• Increase Retirement Savings - Meet The Cash Balance Plan
  • June 5, 2003
  • Law Firm: Sirote & Permutt, P.C. - Birmingham Office
  • The traditional defined contribution plan (i.e., a profit sharing plan) is subject to an annual cap on participant contributions. For 2002, the cap is $40,000. Although the cap has experienced some increases over recent years, qualified plan participants have been restricted in saving toward their retirement. Recently, retirement plan advisors have begun using another type of qualified retirement plan to supplement the traditional defined contribution plan. The second plan allows employees to accumulate more on an annual basis than $40,000. This plan is called a Cash Balance Plan.

    A Cash Balance Plan is a qualified retirement plan that promises the employee an employer contribution equal to a percentage of the employee's annual pay. In addition to the employer contribution, a Cash Balance Plan also guarantees the employee a fixed rate of return on the employer contributions (the rate of return can be a fixed percentage, but it is usually tied to a variable index, such as the annual yield on a 1 year T-bill). The result is a plan that allows the building of value at a gradual and steady rate for plan participants, and while the Cash Balance Plan has the appearance of individual accounts, the fact is, the account is merely a record-keeping feature that defines an employee's accrued benefit at any point in time.

    Example: Mr. Saver is the sole owner of his business that employs 5 persons, including himself. Mr. Saver's annual compensation is $200,000 and the other four employees have a combined annual compensation equal to $120,000. The business establishes, in addition to its profit sharing 401(k) plan, a Cash Balance Plan under which the business will contribute 10% of each employee's annual compensation. Thus, the business will contribute $32,000 ($320,000 x 10%) to the Cash Balance Plan.
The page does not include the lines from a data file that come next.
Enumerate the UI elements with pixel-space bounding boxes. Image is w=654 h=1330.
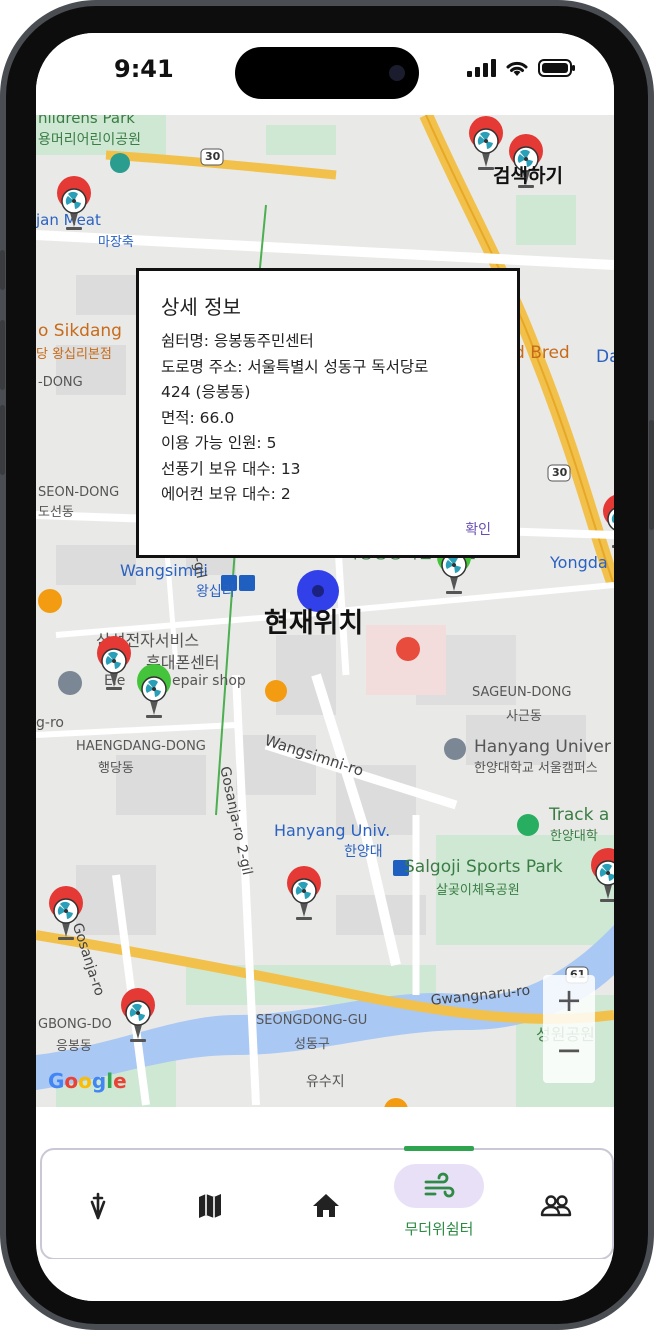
detail-dialog: 상세 정보 쉼터명: 응봉동주민센터 도로명 주소: 서울특별시 성동구 독서당… <box>136 268 520 558</box>
map-label: 당 왕십리본점 <box>36 347 112 362</box>
status-icons <box>466 59 576 77</box>
map-label: g-ro <box>36 715 64 731</box>
fan-shelter-marker-icon[interactable] <box>44 885 88 941</box>
tool-icon <box>90 1192 106 1220</box>
map-label: SEON-DONG <box>38 485 120 500</box>
google-logo: Google <box>48 1069 127 1093</box>
phone-frame: 9:41 hildrens Park 용머리어린이공원 jan Meat 마장축… <box>0 0 654 1330</box>
map-label: 한양대학교 서울캠퍼스 <box>474 761 598 776</box>
google-letter: o <box>64 1069 79 1093</box>
fan-shelter-marker-icon[interactable] <box>598 493 614 549</box>
map-icon <box>199 1194 221 1218</box>
status-bar: 9:41 <box>36 33 614 115</box>
silent-switch <box>0 250 5 290</box>
shelter-aircon: 에어컨 보유 대수: 2 <box>161 485 291 503</box>
dialog-title: 상세 정보 <box>161 295 241 319</box>
home-icon <box>313 1194 339 1217</box>
map-label: 성동구 <box>294 1037 330 1052</box>
active-tab-indicator <box>404 1146 474 1151</box>
map-label: 살곶이체육공원 <box>436 883 520 898</box>
map-label: d Bred <box>514 343 570 363</box>
power-button <box>649 420 654 530</box>
zoom-controls: + − <box>543 975 595 1083</box>
shelter-area: 면적: 66.0 <box>161 408 235 427</box>
map-label: 한양대학 <box>550 829 598 844</box>
map-label: 30 <box>552 466 568 479</box>
google-letter: o <box>78 1069 92 1093</box>
map-label: 유수지 <box>306 1074 345 1090</box>
shelter-address-line1: 도로명 주소: 서울특별시 성동구 독서당로 <box>161 357 429 376</box>
nav-item-community[interactable] <box>538 1188 574 1224</box>
nav-item-home[interactable] <box>308 1188 344 1224</box>
nav-item-cooling-shelter[interactable] <box>421 1169 457 1205</box>
map-view[interactable]: hildrens Park 용머리어린이공원 jan Meat 마장축 o Sikdan… <box>36 115 614 1107</box>
dynamic-island <box>235 47 419 99</box>
map-label: SAGEUN-DONG <box>472 685 572 700</box>
app-screen: 9:41 hildrens Park 용머리어린이공원 jan Meat 마장축… <box>36 33 614 1301</box>
search-button[interactable]: 검색하기 <box>493 161 563 188</box>
home-indicator-area <box>36 1259 614 1301</box>
fan-shelter-marker-icon[interactable] <box>132 663 176 719</box>
map-label: SEONGDONG-GU <box>256 1013 368 1028</box>
battery-icon <box>538 59 575 77</box>
map-label: Hanyang Univer <box>474 737 611 757</box>
zoom-in-button[interactable]: + <box>543 981 595 1019</box>
status-time: 9:41 <box>114 55 174 83</box>
nav-item-map[interactable] <box>192 1188 228 1224</box>
map-label: Salgoji Sports Park <box>404 857 563 877</box>
wifi-icon <box>506 61 528 76</box>
shelter-address-line2: 424 (응봉동) <box>161 383 251 401</box>
google-letter: g <box>91 1069 107 1093</box>
camera-icon <box>389 65 405 81</box>
map-label: 행당동 <box>98 761 134 776</box>
fan-shelter-marker-icon[interactable] <box>92 635 136 691</box>
fan-shelter-marker-icon[interactable] <box>116 987 160 1043</box>
map-label: 사근동 <box>506 709 542 724</box>
map-label: Da <box>596 347 614 367</box>
current-location-label: 현재위치 <box>264 608 364 639</box>
confirm-button[interactable]: 확인 <box>465 519 491 539</box>
dialog-body: 쉼터명: 응봉동주민센터 도로명 주소: 서울특별시 성동구 독서당로 424 … <box>161 329 501 508</box>
map-label: 도선동 <box>38 505 74 520</box>
map-label: GBONG-DO <box>38 1017 112 1032</box>
map-label: 용머리어린이공원 <box>38 132 142 148</box>
fan-shelter-marker-icon[interactable] <box>52 175 96 231</box>
map-label: 응봉동 <box>56 1039 92 1054</box>
current-location-dot <box>312 585 324 597</box>
zoom-out-button[interactable]: − <box>543 1031 595 1069</box>
map-label: 마장축 <box>98 235 134 250</box>
wind-icon <box>424 1172 455 1198</box>
map-label: Yongda <box>550 553 608 572</box>
map-label: -DONG <box>38 375 83 390</box>
map-label: o Sikdang <box>38 321 122 341</box>
google-letter: G <box>48 1069 65 1093</box>
map-label: epair shop <box>172 673 246 689</box>
people-icon <box>540 1195 572 1217</box>
volume-down-button <box>0 405 5 475</box>
map-label: HAENGDANG-DONG <box>76 739 206 754</box>
nav-label-cooling-shelter[interactable]: 무더위쉼터 <box>382 1218 496 1239</box>
google-attribution: Google <box>48 1069 127 1093</box>
nav-item-tools[interactable] <box>80 1188 116 1224</box>
volume-up-button <box>0 320 5 390</box>
shelter-name: 쉼터명: 응봉동주민센터 <box>161 332 314 350</box>
map-label: hildrens Park <box>38 115 135 127</box>
map-label: Track a <box>549 805 610 825</box>
map-label: 왕십리 <box>196 584 235 600</box>
map-label: Hanyang Univ. <box>274 821 391 840</box>
shelter-fans: 선풍기 보유 대수: 13 <box>161 459 301 478</box>
map-label: 30 <box>205 150 221 163</box>
fan-shelter-marker-icon[interactable] <box>586 847 614 903</box>
signal-icon <box>467 59 496 77</box>
google-letter: e <box>113 1069 127 1093</box>
shelter-capacity: 이용 가능 인원: 5 <box>161 434 277 452</box>
map-label: 한양대 <box>344 844 383 860</box>
fan-shelter-marker-icon[interactable] <box>282 865 326 921</box>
Mr. Saver's contribution will equal $20,000 and the contribution for the other four employees will equal $12,000. The total contributions for Mr. Saver each year will be $60,000 ($40,000 to the profit sharing 401(k) plan and $20,000 to the Cash Balance Plan).

    Employees whose employers sponsor a Cash Balance Plan in addition to a profit sharing 401(k) plan would participate in both plans subject to the IRS' non-discrimination rules. An employee who is a participant in both plans could be able to receive the maximum contribution to the defined contribution plan ($40,000) plus whatever contribution the employee would be entitled to under the Cash Balance Plan. Thus, Mr. Saver in the above example would, with the addition of a Cash Balance Plan, receive an additional $20,000 in retirement savings for the year in question for a total of $60,000.
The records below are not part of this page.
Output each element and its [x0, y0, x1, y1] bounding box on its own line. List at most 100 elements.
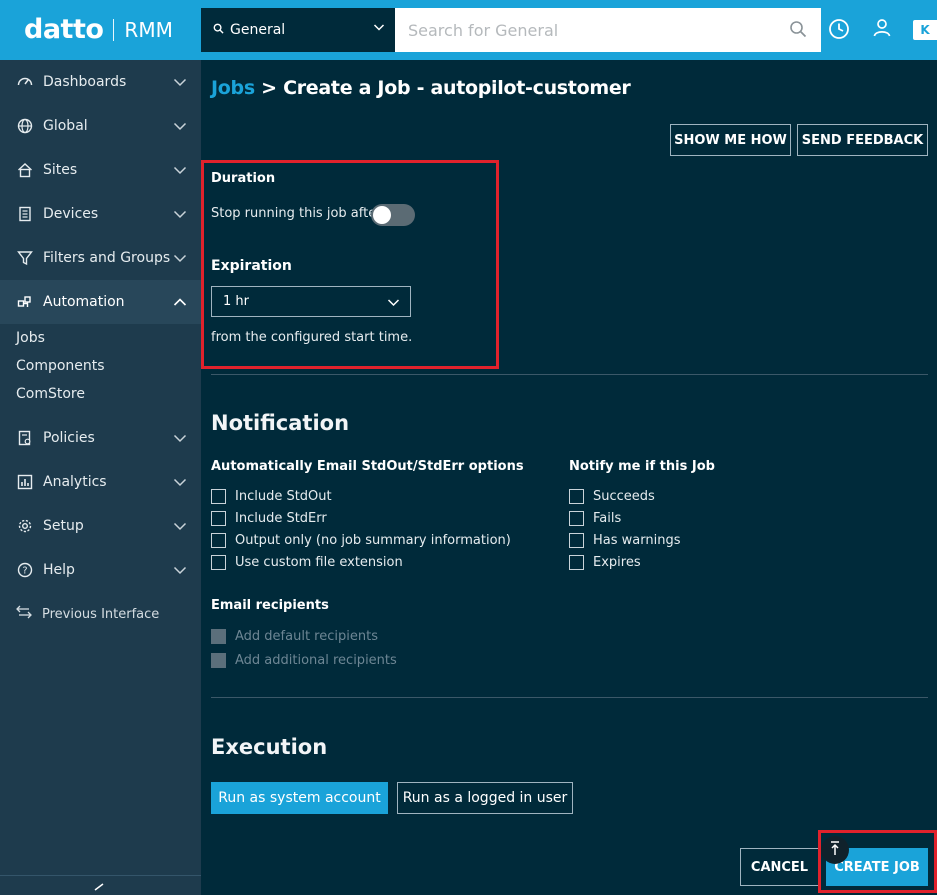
additional-recipients-checkbox: Add additional recipients [211, 653, 397, 668]
chevron-down-icon [173, 119, 187, 137]
run-as-logged-in-user-button[interactable]: Run as a logged in user [397, 782, 573, 814]
analytics-icon [16, 473, 34, 491]
scroll-to-top-button[interactable] [821, 836, 849, 864]
custom-extension-checkbox[interactable]: Use custom file extension [211, 555, 403, 570]
sidebar-item-label: Automation [43, 294, 125, 310]
stop-running-toggle[interactable] [371, 204, 415, 226]
sidebar-item-label: Analytics [43, 474, 107, 490]
device-icon [16, 205, 34, 223]
sidebar-item-devices[interactable]: Devices [0, 192, 201, 236]
stop-running-label: Stop running this job after [211, 206, 382, 221]
chevron-down-icon [373, 21, 385, 37]
sidebar-item-label: Setup [43, 518, 84, 534]
previous-interface-label: Previous Interface [42, 606, 160, 622]
datto-logo[interactable]: datto RMM [24, 14, 173, 45]
search-input[interactable] [395, 8, 821, 52]
notify-fails-checkbox[interactable]: Fails [569, 511, 621, 526]
chevron-down-icon [173, 563, 187, 581]
include-stdout-checkbox[interactable]: Include StdOut [211, 489, 332, 504]
previous-interface-link[interactable]: Previous Interface [0, 592, 201, 636]
top-bar: datto RMM General K [0, 0, 937, 60]
checkbox-box[interactable] [211, 533, 226, 548]
recipients-heading: Email recipients [211, 598, 329, 613]
expiration-select[interactable]: 1 hr [211, 286, 411, 317]
chevron-down-icon [173, 251, 187, 269]
checkbox-box[interactable] [569, 511, 584, 526]
breadcrumb-jobs-link[interactable]: Jobs [211, 77, 255, 99]
product-name: RMM [124, 17, 173, 42]
checkbox-box[interactable] [211, 555, 226, 570]
chevron-down-icon [173, 207, 187, 225]
home-icon [16, 161, 34, 179]
automation-icon [16, 293, 34, 311]
search-scope-select[interactable]: General [201, 8, 395, 52]
output-only-checkbox[interactable]: Output only (no job summary information) [211, 533, 511, 548]
section-divider [211, 374, 928, 375]
sidebar-item-dashboards[interactable]: Dashboards [0, 60, 201, 104]
send-feedback-button[interactable]: SEND FEEDBACK [797, 124, 928, 156]
filter-icon [16, 249, 34, 267]
checkbox-box[interactable] [211, 489, 226, 504]
show-me-how-button[interactable]: SHOW ME HOW [670, 124, 791, 156]
sidebar-item-analytics[interactable]: Analytics [0, 460, 201, 504]
checkbox-label: Include StdErr [235, 511, 327, 526]
swap-arrows-icon [16, 605, 32, 623]
policy-icon [16, 429, 34, 447]
sidebar-collapse-icon[interactable] [92, 880, 106, 895]
sidebar-item-policies[interactable]: Policies [0, 416, 201, 460]
sidebar-item-label: Dashboards [43, 74, 127, 90]
sidebar-subitem-components[interactable]: Components [0, 352, 201, 380]
checkbox-label: Succeeds [593, 489, 655, 504]
execution-heading: Execution [211, 735, 328, 759]
chevron-up-icon [173, 295, 187, 313]
search-icon[interactable] [789, 20, 807, 42]
sidebar-item-automation[interactable]: Automation [0, 280, 201, 324]
notify-expires-checkbox[interactable]: Expires [569, 555, 641, 570]
sidebar-item-setup[interactable]: Setup [0, 504, 201, 548]
notify-succeeds-checkbox[interactable]: Succeeds [569, 489, 655, 504]
checkbox-box[interactable] [211, 511, 226, 526]
include-stderr-checkbox[interactable]: Include StdErr [211, 511, 327, 526]
notify-heading: Notify me if this Job [569, 459, 715, 474]
cancel-button[interactable]: CANCEL [740, 848, 819, 886]
sidebar-item-global[interactable]: Global [0, 104, 201, 148]
sidebar-item-label: Filters and Groups [43, 250, 171, 266]
notify-warnings-checkbox[interactable]: Has warnings [569, 533, 680, 548]
chevron-down-icon [387, 296, 400, 313]
history-clock-icon[interactable] [828, 18, 850, 44]
chevron-down-icon [173, 163, 187, 181]
arrow-up-icon [829, 840, 841, 860]
dashboard-icon [16, 73, 34, 91]
sidebar-item-label: Policies [43, 430, 95, 446]
checkbox-box[interactable] [569, 533, 584, 548]
chevron-down-icon [173, 519, 187, 537]
page-title: Jobs > Create a Job - autopilot-customer [211, 77, 631, 99]
run-as-system-button[interactable]: Run as system account [211, 782, 388, 814]
search-scope-label: General [230, 22, 286, 38]
help-icon: ? [16, 561, 34, 579]
kaseya-icon[interactable]: K [913, 20, 937, 40]
checkbox-box[interactable] [569, 555, 584, 570]
sidebar-subitem-comstore[interactable]: ComStore [0, 380, 201, 408]
checkbox-box [211, 653, 226, 668]
sidebar: Dashboards Global Sites Devices Filters … [0, 60, 201, 895]
checkbox-box [211, 629, 226, 644]
breadcrumb-current: > Create a Job - autopilot-customer [254, 77, 631, 99]
toggle-knob [373, 206, 391, 224]
checkbox-label: Add default recipients [235, 629, 378, 644]
checkbox-box[interactable] [569, 489, 584, 504]
search-scope-icon [213, 23, 224, 37]
duration-label: Duration [211, 171, 276, 186]
main-content: Jobs > Create a Job - autopilot-customer… [201, 60, 937, 895]
chevron-down-icon [173, 431, 187, 449]
sidebar-item-filters-and-groups[interactable]: Filters and Groups [0, 236, 201, 280]
expiration-value: 1 hr [223, 294, 249, 309]
user-icon[interactable] [872, 18, 892, 42]
sidebar-item-help[interactable]: ? Help [0, 548, 201, 592]
sidebar-subitem-jobs[interactable]: Jobs [0, 324, 201, 352]
expiration-label: Expiration [211, 258, 292, 274]
checkbox-label: Use custom file extension [235, 555, 403, 570]
sidebar-item-sites[interactable]: Sites [0, 148, 201, 192]
checkbox-label: Include StdOut [235, 489, 332, 504]
default-recipients-checkbox: Add default recipients [211, 629, 378, 644]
    It should be noted that a Cash Balance Plan used in conjunction with a traditional defined contribution plan is not without limits. The Internal Revenue Code places a limitation on the amount an employer may contribute to a retirement plan and still receive a deduction for the contribution. Currently, the limit imposed by the IRS is equal to 25% of an employer's payroll plus employee salary reduction contributions. This limit applies irrespective of the number of plans maintained by an employer. In other words, if an employee sponsors two retirement plans, the deduction limit will apply to both plans in the aggregate.

    Thus, using our example, Mr. Saver's business could contribute up to $80,000 ($320,000 x 25%) to the Cash Balance Plan and profit sharing 401(k) plan. Assuming the contribution to the Cash Balance Plan is 10% of an employee's annual compensation, the contribution to the Cash Balance Plan would equal $32,000 ($320,000 x 10%) leaving $48,000 for the defined contribution plan. Assuming Mr. Saver's contribution to the defined contribution plan is $40,000, the other four employee's would share the remaining $8,000. Of the $80,000 contributed to both plans, Mr. Saver received $60,000 or 75%.

    For many years, the IRS has approved the use of Cash Balance Plans and while employers are only now starting to use Cash Balance Plans in conjunction with their existing defined contribution plan, the concept is not a new one. If an employer is interested in adding a Cash Balance Plan to its existing defined contribution plan, a feasibility study can be conducted at a relatively small cost. The feasibility study will illustrate the extra benefits provided to the management/executive employees so that the employer can make an enlightened decision.